The U.S. Supreme Court declined to take up a new gun-rights case, turning away an appeal from a man barred from owning a firearm because of a misdemeanor assault conviction 45 years ago.

The appeal by Jefferson Wayne Schrader contended that the ban violated the Constitution’s Second Amendment, which protects the right to bear arms.

The justices have repeatedly turned away gun-rights appeals in the last three years. The court hasn’t considered a Second Amendment case since 2010, when it said people have a right to have a handgun in the home for self-defense purposes.

Schrader was convicted of misdemeanor assault and battery after getting into a fistfight with a gang member in Annapolis, Maryland, in 1968. He received a $100 fine and no jail time. Since then, he says, he served in Vietnam, received an honorable discharge from the Navy and has had no meaningful encounters with law enforcement in the last 45 years.

Schrader sued after he failed federal background checks while trying to acquire a shotgun and a handgun in 2008. The Bellevue, Washington-based Second Amendment Foundation joined Schrader in pressing the suit.

Federal law bars firearms possession by people convicted of a crime punishable by more than a year in prison, or more than two years if the crime is a misdemeanor.

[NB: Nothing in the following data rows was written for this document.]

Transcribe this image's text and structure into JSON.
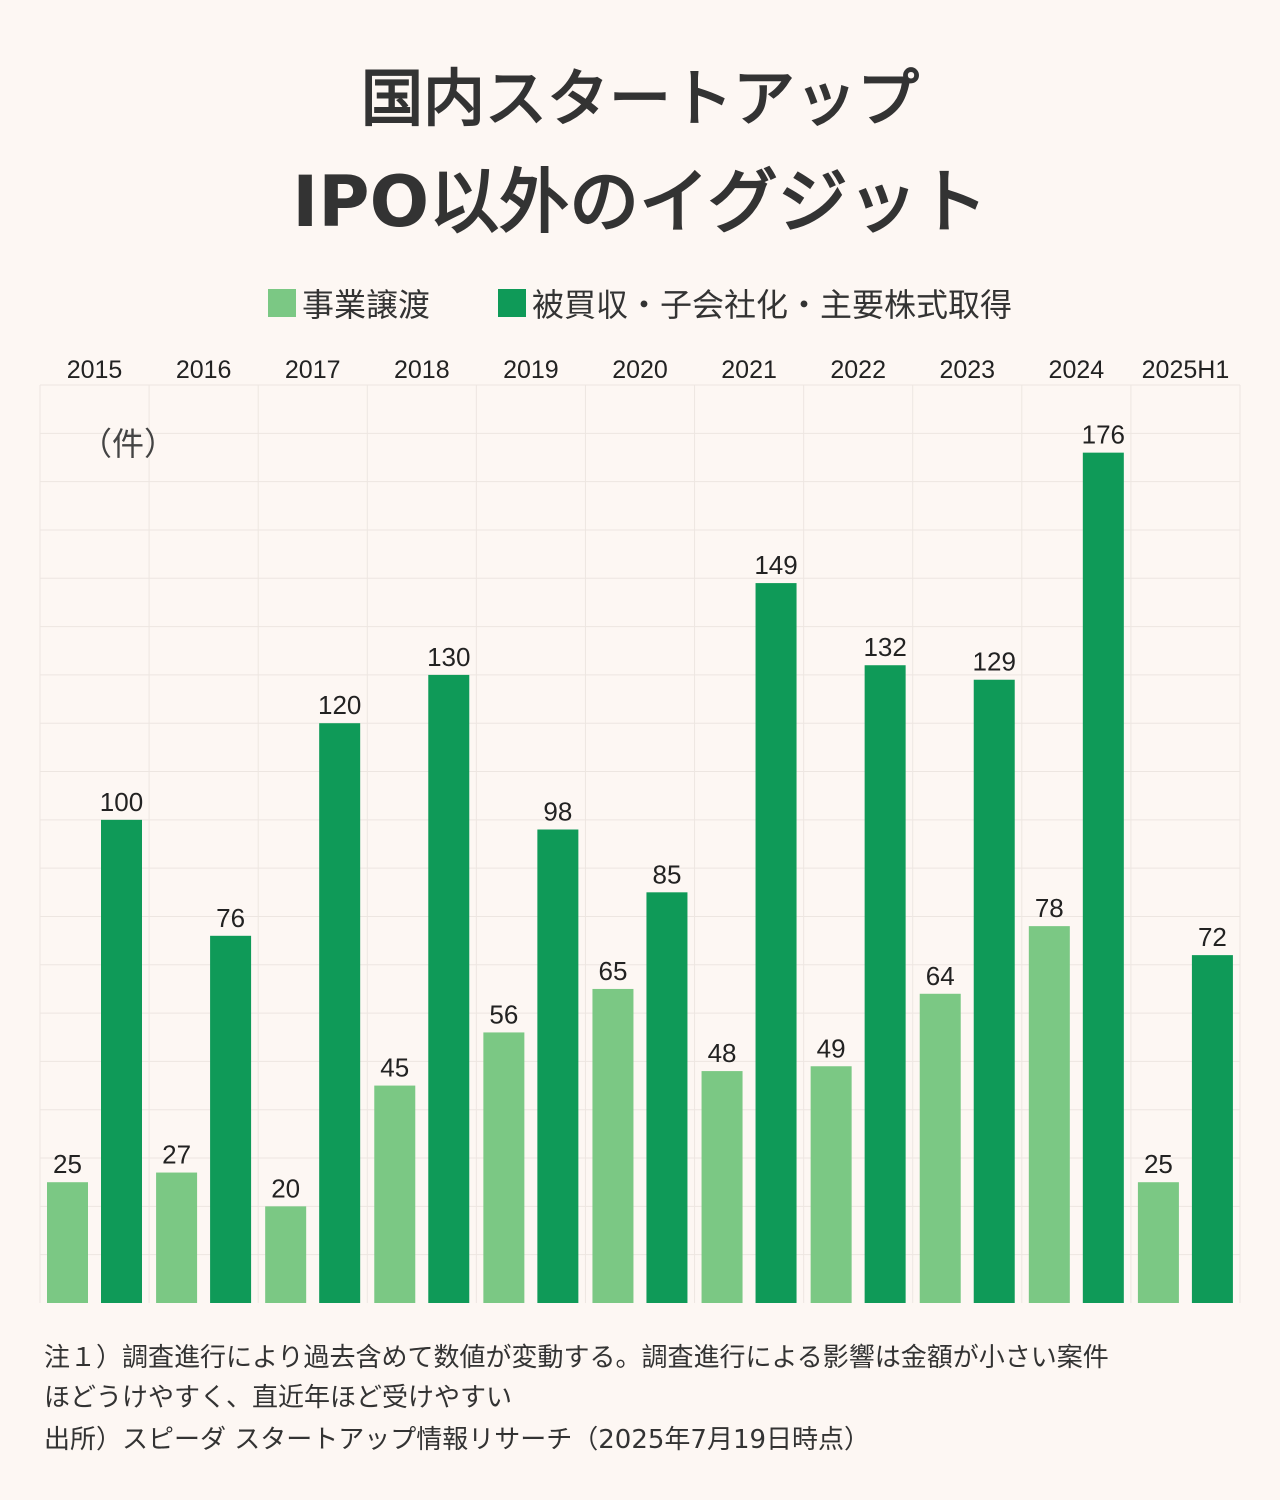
{
  "title_line1": "国内スタートアップ",
  "title_line2": "IPO以外のイグジット",
  "unit_label": "（件）",
  "notes": {
    "note_line1": "注１）調査進行により過去含めて数値が変動する。調査進行による影響は金額が小さい案件",
    "note_line2": "ほどうけやすく、直近年ほど受けやすい",
    "source": "出所）スピーダ スタートアップ情報リサーチ（2025年7月19日時点）"
  },
  "colors": {
    "light_green": "#7bc884",
    "dark_green": "#0f9a58",
    "background": "#fdf7f3",
    "grid": "#ede6e1"
  },
  "chart_data": {
    "type": "bar",
    "categories": [
      "2015",
      "2016",
      "2017",
      "2018",
      "2019",
      "2020",
      "2021",
      "2022",
      "2023",
      "2024",
      "2025H1"
    ],
    "series": [
      {
        "name": "事業譲渡",
        "color": "#7bc884",
        "values": [
          25,
          27,
          20,
          45,
          56,
          65,
          48,
          49,
          64,
          78,
          25
        ]
      },
      {
        "name": "被買収・子会社化・主要株式取得",
        "color": "#0f9a58",
        "values": [
          100,
          76,
          120,
          130,
          98,
          85,
          149,
          132,
          129,
          176,
          72
        ]
      }
    ],
    "ylim": [
      0,
      190
    ],
    "category_labels_position": "top",
    "data_labels": true,
    "legend_position": "top"
  }
}
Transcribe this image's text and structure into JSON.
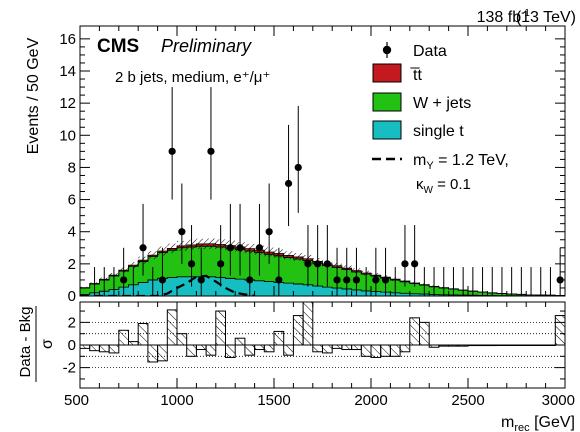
{
  "header": {
    "lumi_text": "138 fb",
    "lumi_sup": "-1",
    "energy_text": "(13 TeV)",
    "experiment": "CMS",
    "status": "Preliminary"
  },
  "colors": {
    "ttbar": "#c4191f",
    "wjets": "#22c112",
    "singlet": "#16bec1",
    "data": "#000000",
    "signal": "#000000"
  },
  "chart_data": [
    {
      "type": "histogram",
      "category_label": "2 b jets, medium, e⁺/μ⁺",
      "ylabel": "Events / 50 GeV",
      "xlim": [
        500,
        3000
      ],
      "ylim": [
        0,
        16.8
      ],
      "yticks": [
        0,
        2,
        4,
        6,
        8,
        10,
        12,
        14,
        16
      ],
      "bin_width": 50,
      "legend": {
        "position": "top-right",
        "entries": [
          {
            "key": "data",
            "label": "Data",
            "style": "marker"
          },
          {
            "key": "ttbar",
            "label": "t̅t",
            "style": "fill"
          },
          {
            "key": "wjets",
            "label": "W + jets",
            "style": "fill"
          },
          {
            "key": "singlet",
            "label": "single t",
            "style": "fill"
          },
          {
            "key": "signal",
            "label": "m",
            "label_sub": "Y",
            "label_rest": " = 1.2 TeV,",
            "label2": "κ",
            "label2_sub": "W",
            "label2_rest": " = 0.1",
            "style": "dashed"
          }
        ]
      },
      "background": {
        "bin_edges": [
          500,
          3000
        ],
        "singlet": [
          0.1,
          0.2,
          0.3,
          0.4,
          0.55,
          0.7,
          0.85,
          1.0,
          1.1,
          1.15,
          1.2,
          1.2,
          1.2,
          1.2,
          1.15,
          1.1,
          1.05,
          1.0,
          0.95,
          0.9,
          0.85,
          0.8,
          0.75,
          0.7,
          0.62,
          0.55,
          0.5,
          0.44,
          0.38,
          0.32,
          0.28,
          0.24,
          0.2,
          0.17,
          0.14,
          0.12,
          0.1,
          0.08,
          0.07,
          0.06,
          0.05,
          0.04,
          0.03,
          0.02,
          0.02,
          0.02,
          0.01,
          0.01,
          0.01,
          0.01
        ],
        "wjets": [
          0.4,
          0.55,
          0.7,
          0.85,
          1.0,
          1.15,
          1.3,
          1.45,
          1.6,
          1.7,
          1.8,
          1.85,
          1.9,
          1.9,
          1.9,
          1.88,
          1.85,
          1.8,
          1.75,
          1.7,
          1.65,
          1.6,
          1.55,
          1.5,
          1.42,
          1.35,
          1.28,
          1.2,
          1.12,
          1.04,
          0.96,
          0.88,
          0.8,
          0.72,
          0.64,
          0.56,
          0.48,
          0.42,
          0.36,
          0.3,
          0.25,
          0.2,
          0.16,
          0.13,
          0.1,
          0.08,
          0.06,
          0.05,
          0.04,
          0.03
        ],
        "ttbar": [
          0.02,
          0.03,
          0.04,
          0.05,
          0.06,
          0.07,
          0.08,
          0.09,
          0.1,
          0.11,
          0.12,
          0.13,
          0.14,
          0.15,
          0.15,
          0.15,
          0.15,
          0.15,
          0.15,
          0.14,
          0.14,
          0.13,
          0.13,
          0.12,
          0.11,
          0.1,
          0.1,
          0.09,
          0.08,
          0.07,
          0.06,
          0.05,
          0.05,
          0.04,
          0.03,
          0.03,
          0.02,
          0.02,
          0.02,
          0.01,
          0.01,
          0.01,
          0.01,
          0.01,
          0.01,
          0.01,
          0.0,
          0.0,
          0.0,
          0.0
        ],
        "unc_frac": 0.1
      },
      "signal": {
        "label": "m_Y = 1.2 TeV, κ_W = 0.1",
        "points": [
          [
            500,
            0
          ],
          [
            900,
            0
          ],
          [
            950,
            0.15
          ],
          [
            1000,
            0.5
          ],
          [
            1050,
            0.8
          ],
          [
            1100,
            1.2
          ],
          [
            1150,
            1.25
          ],
          [
            1200,
            0.9
          ],
          [
            1250,
            0.5
          ],
          [
            1300,
            0.2
          ],
          [
            1350,
            0.1
          ],
          [
            1400,
            0
          ]
        ]
      },
      "data": {
        "x": [
          725,
          825,
          925,
          975,
          1025,
          1075,
          1125,
          1175,
          1225,
          1275,
          1325,
          1375,
          1425,
          1475,
          1525,
          1575,
          1625,
          1675,
          1725,
          1775,
          1825,
          1875,
          1925,
          2025,
          2075,
          2175,
          2225,
          2975
        ],
        "y": [
          1,
          3,
          1,
          9,
          4,
          2,
          1,
          9,
          2,
          3,
          3,
          1,
          3,
          4,
          1,
          7,
          8,
          2,
          2,
          2,
          1,
          1,
          1,
          1,
          1,
          2,
          2,
          1
        ]
      }
    },
    {
      "type": "histogram",
      "ylabel": "Data - Bkg",
      "ylabel2": "σ",
      "xlabel": "m",
      "xlabel_sub": "rec",
      "xlabel_unit": " [GeV]",
      "xlim": [
        500,
        3000
      ],
      "ylim": [
        -3.8,
        3.8
      ],
      "yticks": [
        -2,
        0,
        2
      ],
      "xticks": [
        500,
        1000,
        1500,
        2000,
        2500,
        3000
      ],
      "gridlines": [
        -2,
        -1,
        1,
        2
      ],
      "bin_edges": [
        500,
        550,
        600,
        650,
        700,
        750,
        800,
        850,
        900,
        950,
        1000,
        1050,
        1100,
        1150,
        1200,
        1250,
        1300,
        1350,
        1400,
        1450,
        1500,
        1550,
        1600,
        1650,
        1700,
        1750,
        1800,
        1850,
        1900,
        1950,
        2000,
        2050,
        2100,
        2150,
        2200,
        2250,
        2300,
        2350,
        2400,
        2450,
        2500,
        2550,
        2600,
        2650,
        2700,
        2750,
        2800,
        2850,
        2900,
        2950,
        3000
      ],
      "pulls": [
        -0.3,
        -0.5,
        -0.6,
        -0.7,
        1.3,
        0.3,
        1.9,
        -1.5,
        -1.4,
        3.1,
        1.0,
        -1.0,
        -0.4,
        -0.9,
        3.0,
        -1.1,
        0.6,
        -0.9,
        -0.4,
        -0.6,
        1.2,
        -0.9,
        2.6,
        3.8,
        -0.6,
        -0.7,
        -0.3,
        -0.4,
        -0.4,
        -1.0,
        -1.1,
        -1.0,
        -1.0,
        -0.6,
        2.4,
        2.0,
        -0.2,
        -0.1,
        -0.1,
        -0.1,
        -0.05,
        -0.05,
        -0.05,
        0.0,
        0.0,
        0.0,
        0.0,
        0.0,
        0.0,
        2.6
      ]
    }
  ]
}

A federal appeals court in Washington unanimously said that provision applied to Schrader because Maryland law doesn’t specify a maximum penalty for assault.

The three-judge panel said the firearm ban didn’t violate the Second Amendment, even though Schrader “may well” present no risk.

“Congress is not limited to case-by-case exclusions of persons who have been shown to be untrustworthy with weapons,” Judge David Tatel wrote for the panel.

The Supreme Court ruled in 2008 that the Constitution protects individual gun rights. The majority said that nothing in the ruling “should be taken to cast doubt on longstanding prohibitions on the possession of firearms by felons.”

The case is Schrader v. Holder, 12-1443.